Still just 25 years old and in his athletic boxing prime, Ali was systematically denied a boxing license by each state’s Athletic Commission and stripped of his title by the World Boxing Association. His forced exile from professional boxing would last until he was almost 30 years old.
It took two huge sea changes for Ali to regain public sympathy and support once more. The 1971 Supreme Court decision in Clay vs. United States, in which Ali’s conviction was overturned by a unanimous 8-0 ruling, further strengthened the already growing public sentiment that the Vietnam War wasn’t such a good idea after all.
It took four years for public opinion to shift in a way that transposed Muhammad Ali from a publicly despised convicted felon to heavyweight boxing icon. Something similar is happening today in the NFL.
Since opting out of his contract with the 49ers over three years ago, Colin Kaepernick remains an unsigned free agent. Never formally blackballed like Ali, Kaepernick’s unemployment status was glossed over by most media and dismissed as “performance related” by most football fans.
ESPN’s Max Kellerman perfectly encapsulated the irony of Kaepernick being essentially banned by the white power structure he was trying to dismantle in the first place.
That clip is from 2017 when Kaepernick was 29 years old. Today, at 32 years old, Kaepernick is still waiting for a phone call from an NFL team. But he seems closer to being signed today than he was after he first started taking a knee.
In 2016, only 28% of Americans agreed with Kaepernick’s stance. Even as recent as 2018, that number had barely increased to 35%. Today, with the BLM movement finally taking center stage, 52% of Americans now say Kaepernick’s kneeling is OK.
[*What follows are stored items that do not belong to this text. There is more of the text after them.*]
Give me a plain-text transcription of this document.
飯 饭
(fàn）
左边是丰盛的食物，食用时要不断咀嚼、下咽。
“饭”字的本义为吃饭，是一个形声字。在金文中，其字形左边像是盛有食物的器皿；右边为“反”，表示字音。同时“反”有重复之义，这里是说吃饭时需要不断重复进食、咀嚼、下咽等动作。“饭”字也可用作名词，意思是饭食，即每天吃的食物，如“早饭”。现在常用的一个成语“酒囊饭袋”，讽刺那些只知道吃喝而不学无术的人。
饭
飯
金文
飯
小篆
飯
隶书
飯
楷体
The seas have certainly changed over the past few years. In three years, public opinion has swayed from admonishing Kaepernick’s peaceful protest to admonishing New Orleans Saints quarterback Drew Brees for refusing to agree with that peaceful protest.
It’s entirely possible that, in 50 years, we will be discussing Kaepernick much in the same way we talk about Muhammad Ali. Both were on the right side of history, but it took years of gradual public opinion sway to prove them right.